En el silencio perfecto, un murmullo líquido entre musgos: son apenas unas gotas que se filtran de la tierra, bajo la mole adusta de Urbión, pero aquí —escuchadme— nace el Duero.
El romancero viejo según Menéndez Pidal: “sino por una avecica…”. El tiempo callado de Jorge Manrique y el enigma del tiempo en fuga de Benítez Reyes. Las galerías y soledades de don Antonio (“¿Y ha de morir contigo el mundo mago…?”). La ilusión del amor y la narración en El cuento de nunca acabar de Carmen Martín Gaite, y el prodigio de Torrente en La saga/fuga de JB. El empeño y el dolor de Jovellanos, el lujo de la austeridad en Gil-Albert y el milagro creador de Jardiel Poncela. Caminitos blancos que se pierden por el campo, a lo lejos, en una página de Azorín.
El claustro encantado de San Juan y el paseo de San Saturio en Soria. La jugosa Asturias (¿hay otro país igual?). Tras una curva, de repente, la torre de un castillo que se sostiene en pie a pesar de España. El susurro de unas vidas humildes en un piso antiguo y pobre, a espaldas de las Comendadoras (esa luz y ese misterio, que son los de Madrid). En un alfar solitario y a oscuras, por la noche —Talavera, Pereruela, Manises, Bailén— la espera paciente de cántaros y tinajas, su generosidad. Al cruzar un pueblo en coche por cualquier carretera secundaria, la visión de una anciana en bata que riega cuatro tiestos a la puerta de su casa.
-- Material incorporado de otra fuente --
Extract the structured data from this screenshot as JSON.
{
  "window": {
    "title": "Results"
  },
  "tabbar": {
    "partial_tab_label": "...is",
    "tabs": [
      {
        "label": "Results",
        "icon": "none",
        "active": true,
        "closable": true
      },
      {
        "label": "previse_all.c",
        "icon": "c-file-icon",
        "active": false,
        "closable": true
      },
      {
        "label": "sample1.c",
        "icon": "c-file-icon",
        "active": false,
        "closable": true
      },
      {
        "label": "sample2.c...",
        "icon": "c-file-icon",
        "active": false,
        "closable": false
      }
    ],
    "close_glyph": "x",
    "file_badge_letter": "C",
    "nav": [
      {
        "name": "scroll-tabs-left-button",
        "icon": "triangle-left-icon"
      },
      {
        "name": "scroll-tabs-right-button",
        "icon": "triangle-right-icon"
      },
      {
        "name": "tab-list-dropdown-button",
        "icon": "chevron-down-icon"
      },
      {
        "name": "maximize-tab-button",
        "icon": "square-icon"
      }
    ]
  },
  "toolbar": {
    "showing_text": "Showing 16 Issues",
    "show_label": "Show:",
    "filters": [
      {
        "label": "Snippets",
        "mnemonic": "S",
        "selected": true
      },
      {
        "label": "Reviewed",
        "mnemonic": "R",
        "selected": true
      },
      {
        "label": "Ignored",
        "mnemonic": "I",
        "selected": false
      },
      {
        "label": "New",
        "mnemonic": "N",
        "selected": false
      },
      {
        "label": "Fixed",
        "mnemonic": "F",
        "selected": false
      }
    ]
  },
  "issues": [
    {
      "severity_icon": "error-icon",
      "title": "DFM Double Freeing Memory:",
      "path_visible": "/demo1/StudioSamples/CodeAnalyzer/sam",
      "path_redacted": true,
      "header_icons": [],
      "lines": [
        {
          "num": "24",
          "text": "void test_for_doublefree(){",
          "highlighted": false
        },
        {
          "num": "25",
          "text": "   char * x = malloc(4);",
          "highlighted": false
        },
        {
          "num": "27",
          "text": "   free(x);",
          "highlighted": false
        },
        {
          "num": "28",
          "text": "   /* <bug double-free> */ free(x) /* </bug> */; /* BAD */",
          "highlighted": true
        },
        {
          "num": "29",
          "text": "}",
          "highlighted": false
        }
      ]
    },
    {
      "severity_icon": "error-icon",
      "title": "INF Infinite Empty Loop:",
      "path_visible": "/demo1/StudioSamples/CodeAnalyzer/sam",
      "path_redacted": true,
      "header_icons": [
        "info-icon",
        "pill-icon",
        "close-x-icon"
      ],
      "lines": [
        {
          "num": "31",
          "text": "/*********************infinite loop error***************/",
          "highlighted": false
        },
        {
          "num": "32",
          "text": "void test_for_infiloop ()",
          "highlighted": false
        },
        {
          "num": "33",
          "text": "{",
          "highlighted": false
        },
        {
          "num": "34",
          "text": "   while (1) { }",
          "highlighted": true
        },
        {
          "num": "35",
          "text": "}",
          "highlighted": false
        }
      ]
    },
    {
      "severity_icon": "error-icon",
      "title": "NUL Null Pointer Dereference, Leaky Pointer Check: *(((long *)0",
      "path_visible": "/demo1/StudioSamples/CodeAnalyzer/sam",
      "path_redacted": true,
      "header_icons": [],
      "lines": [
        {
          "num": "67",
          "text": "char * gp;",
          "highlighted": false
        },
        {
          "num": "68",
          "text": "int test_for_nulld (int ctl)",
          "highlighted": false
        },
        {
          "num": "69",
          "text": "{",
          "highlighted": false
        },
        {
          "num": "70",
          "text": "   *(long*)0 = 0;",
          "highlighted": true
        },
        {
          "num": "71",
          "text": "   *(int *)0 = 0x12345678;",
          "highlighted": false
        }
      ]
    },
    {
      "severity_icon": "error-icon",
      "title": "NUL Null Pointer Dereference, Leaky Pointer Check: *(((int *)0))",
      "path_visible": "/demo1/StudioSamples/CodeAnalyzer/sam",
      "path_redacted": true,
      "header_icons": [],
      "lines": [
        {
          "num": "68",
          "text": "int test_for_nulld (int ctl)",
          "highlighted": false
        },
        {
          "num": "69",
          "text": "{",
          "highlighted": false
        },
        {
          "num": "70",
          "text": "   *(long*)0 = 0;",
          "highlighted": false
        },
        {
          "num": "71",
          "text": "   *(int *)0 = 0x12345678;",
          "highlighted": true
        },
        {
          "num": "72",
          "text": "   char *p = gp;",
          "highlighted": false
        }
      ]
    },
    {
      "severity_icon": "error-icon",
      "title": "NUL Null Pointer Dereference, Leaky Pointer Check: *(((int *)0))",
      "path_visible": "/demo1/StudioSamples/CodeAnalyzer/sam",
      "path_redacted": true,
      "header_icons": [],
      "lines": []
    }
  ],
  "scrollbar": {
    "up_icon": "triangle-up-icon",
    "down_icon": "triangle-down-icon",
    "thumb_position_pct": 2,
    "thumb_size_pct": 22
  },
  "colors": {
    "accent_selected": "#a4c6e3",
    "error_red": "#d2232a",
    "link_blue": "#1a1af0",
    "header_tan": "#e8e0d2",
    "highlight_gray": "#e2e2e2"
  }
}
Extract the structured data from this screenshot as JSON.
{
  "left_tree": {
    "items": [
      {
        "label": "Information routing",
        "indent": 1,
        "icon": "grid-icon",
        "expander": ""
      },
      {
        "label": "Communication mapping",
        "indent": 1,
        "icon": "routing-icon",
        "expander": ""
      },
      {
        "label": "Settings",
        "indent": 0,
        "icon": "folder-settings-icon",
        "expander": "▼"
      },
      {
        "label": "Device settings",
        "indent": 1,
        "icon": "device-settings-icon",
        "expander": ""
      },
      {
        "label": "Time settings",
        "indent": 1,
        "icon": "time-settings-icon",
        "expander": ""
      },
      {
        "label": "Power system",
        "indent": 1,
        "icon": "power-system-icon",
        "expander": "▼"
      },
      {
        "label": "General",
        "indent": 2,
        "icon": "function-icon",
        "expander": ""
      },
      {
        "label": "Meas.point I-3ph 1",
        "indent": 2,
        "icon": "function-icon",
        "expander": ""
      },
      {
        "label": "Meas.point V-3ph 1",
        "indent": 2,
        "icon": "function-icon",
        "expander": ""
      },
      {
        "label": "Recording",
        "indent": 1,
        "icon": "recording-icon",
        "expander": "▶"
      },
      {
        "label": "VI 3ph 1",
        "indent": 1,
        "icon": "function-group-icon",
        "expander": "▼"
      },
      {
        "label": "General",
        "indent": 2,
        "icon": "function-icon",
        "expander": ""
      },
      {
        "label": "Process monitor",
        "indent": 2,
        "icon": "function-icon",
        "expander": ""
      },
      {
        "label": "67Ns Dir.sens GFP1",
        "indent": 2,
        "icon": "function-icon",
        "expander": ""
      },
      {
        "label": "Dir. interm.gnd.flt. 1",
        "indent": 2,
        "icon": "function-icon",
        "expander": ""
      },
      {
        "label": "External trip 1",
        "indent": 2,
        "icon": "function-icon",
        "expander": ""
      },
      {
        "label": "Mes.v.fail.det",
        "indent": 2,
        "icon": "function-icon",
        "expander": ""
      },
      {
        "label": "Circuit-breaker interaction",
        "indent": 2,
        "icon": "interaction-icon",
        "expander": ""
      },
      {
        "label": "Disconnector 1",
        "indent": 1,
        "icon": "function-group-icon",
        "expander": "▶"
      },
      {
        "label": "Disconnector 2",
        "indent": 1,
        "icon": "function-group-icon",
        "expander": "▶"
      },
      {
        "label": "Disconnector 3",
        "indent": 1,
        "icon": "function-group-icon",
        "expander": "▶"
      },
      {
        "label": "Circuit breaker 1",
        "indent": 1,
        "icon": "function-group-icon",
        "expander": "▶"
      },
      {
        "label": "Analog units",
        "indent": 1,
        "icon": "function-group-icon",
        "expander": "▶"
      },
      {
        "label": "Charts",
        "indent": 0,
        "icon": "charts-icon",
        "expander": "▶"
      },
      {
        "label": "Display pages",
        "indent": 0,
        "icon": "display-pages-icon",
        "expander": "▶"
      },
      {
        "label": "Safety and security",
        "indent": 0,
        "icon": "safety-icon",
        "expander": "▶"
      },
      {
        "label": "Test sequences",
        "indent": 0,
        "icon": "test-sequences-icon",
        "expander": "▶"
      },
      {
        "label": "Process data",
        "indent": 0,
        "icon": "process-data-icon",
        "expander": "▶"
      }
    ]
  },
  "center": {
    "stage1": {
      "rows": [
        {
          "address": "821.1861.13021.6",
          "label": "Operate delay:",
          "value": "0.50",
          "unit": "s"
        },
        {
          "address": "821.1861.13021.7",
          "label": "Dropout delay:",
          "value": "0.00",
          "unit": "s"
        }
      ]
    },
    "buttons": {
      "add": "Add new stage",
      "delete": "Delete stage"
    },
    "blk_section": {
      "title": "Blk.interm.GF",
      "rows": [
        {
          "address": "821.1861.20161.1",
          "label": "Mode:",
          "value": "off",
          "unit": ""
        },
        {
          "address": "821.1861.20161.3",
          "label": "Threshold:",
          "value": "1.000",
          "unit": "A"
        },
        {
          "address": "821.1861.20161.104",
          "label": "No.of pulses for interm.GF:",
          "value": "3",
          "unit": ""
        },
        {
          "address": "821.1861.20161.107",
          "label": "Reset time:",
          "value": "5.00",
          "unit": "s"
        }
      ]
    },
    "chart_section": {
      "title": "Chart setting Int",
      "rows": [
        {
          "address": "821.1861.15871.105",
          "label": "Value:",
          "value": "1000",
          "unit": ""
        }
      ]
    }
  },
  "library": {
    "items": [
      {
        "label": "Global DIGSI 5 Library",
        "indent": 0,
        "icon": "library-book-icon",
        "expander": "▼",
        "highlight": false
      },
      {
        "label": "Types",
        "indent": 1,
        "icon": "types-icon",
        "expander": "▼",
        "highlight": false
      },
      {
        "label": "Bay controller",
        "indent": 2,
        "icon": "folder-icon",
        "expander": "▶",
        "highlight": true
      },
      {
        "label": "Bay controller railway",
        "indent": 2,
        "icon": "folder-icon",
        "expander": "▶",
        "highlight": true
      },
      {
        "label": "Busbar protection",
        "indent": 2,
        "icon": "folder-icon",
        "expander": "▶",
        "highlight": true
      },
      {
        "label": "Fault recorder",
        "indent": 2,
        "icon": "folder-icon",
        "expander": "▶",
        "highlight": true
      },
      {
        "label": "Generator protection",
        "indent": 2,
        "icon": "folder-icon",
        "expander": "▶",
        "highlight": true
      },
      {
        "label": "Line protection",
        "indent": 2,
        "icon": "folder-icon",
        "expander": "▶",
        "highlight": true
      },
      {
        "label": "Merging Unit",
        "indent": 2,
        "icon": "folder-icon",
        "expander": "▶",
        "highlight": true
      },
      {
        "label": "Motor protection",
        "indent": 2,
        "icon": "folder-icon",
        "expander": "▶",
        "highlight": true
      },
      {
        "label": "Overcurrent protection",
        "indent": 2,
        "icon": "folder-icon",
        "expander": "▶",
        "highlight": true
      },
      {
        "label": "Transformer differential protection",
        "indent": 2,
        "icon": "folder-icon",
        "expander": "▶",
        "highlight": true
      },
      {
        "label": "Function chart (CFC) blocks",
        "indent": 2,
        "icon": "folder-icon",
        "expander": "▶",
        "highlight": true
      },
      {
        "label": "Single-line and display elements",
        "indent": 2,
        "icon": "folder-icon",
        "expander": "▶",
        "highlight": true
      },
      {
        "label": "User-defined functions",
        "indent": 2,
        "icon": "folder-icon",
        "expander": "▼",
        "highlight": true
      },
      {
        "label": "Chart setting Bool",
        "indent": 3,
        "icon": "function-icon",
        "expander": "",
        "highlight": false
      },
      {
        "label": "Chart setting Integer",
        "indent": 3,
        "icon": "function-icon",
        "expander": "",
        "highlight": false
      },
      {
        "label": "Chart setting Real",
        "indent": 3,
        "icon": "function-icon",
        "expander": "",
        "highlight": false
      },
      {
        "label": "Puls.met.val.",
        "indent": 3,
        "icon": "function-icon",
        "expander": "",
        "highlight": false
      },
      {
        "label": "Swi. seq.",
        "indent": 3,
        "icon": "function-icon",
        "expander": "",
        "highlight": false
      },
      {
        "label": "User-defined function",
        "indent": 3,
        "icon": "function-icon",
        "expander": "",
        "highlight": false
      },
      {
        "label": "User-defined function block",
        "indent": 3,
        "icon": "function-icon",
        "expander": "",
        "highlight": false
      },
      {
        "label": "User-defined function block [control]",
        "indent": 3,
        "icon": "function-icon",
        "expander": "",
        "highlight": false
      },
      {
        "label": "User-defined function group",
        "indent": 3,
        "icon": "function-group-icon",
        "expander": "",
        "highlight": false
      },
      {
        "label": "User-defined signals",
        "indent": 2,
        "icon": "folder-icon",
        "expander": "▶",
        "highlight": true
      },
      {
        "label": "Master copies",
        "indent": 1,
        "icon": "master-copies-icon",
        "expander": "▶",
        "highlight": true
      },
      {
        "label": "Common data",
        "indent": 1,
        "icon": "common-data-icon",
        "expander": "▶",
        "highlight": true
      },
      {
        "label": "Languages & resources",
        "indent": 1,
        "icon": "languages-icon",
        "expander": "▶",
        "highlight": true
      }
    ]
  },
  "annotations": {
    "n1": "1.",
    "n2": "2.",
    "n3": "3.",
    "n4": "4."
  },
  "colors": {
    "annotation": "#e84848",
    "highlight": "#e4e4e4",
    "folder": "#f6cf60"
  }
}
Velázquez. Un paisaje de Beruete y un vaso de agua de Gaya. La maravilla inagotable de la toponimia: Fontibre, Duruelo, Algairén; Madrigal de las Altas Torres, sierra de Líbar… La voz de Enrique Urquijo y la voz de Antonio Vega. El pan y la palabra en Segovia, según María Zambrano. Las mixtificaciones de Cunqueiro, y el hojaldre de su prosa suculenta. Galdós: siempre, y sobre todo, Galdós (en sus novelas, una España que vale más para ti que la que te rodea). La intuición, sí, de que la vida es sueño, y la estampa de dos amigos que vuelven derrotados a casa por esos caminos: no querrías que dejaran de recorrerlos.
El bullicio y la melancolía de los ríos (Tera, Jerte, Rus…). Cielo y piedra en Moncayo, Valderredible, Guadarrama, Ayllón. El olor de la menta al salir muy temprano de casa, en Zorraquín, una mañana de julio. Tapias encaladas en pueblos de La Mancha. La alegría de las palmeras, bajo las que no se puede ser desgraciado (García Baena), en Zafra, en Denia o en Mallorca. La vegetación agreste de un barranco —ese derroche de vida apurada— en la estepa de Zaragoza. En verano, atardeceres malva del Cantábrico, y el perfume de las dunas. La plaza Mina de Cádiz, recién regada, una mañana cualquiera. El letrero con letras rojas y verdes de la confitería La Humildad, en una calle de Portillo que da a la nada. La fronda del bosque en Valvanera. El busto alto de Unamuno en Bilbao. La balsa de agua sobre la que dice Fidel que se alza Urueña.
Y la luz de Málaga. (Málaga o el triunfo de la luz).
Patria mía: a la salida de un pueblo, por un camino antiguo, un humilladero.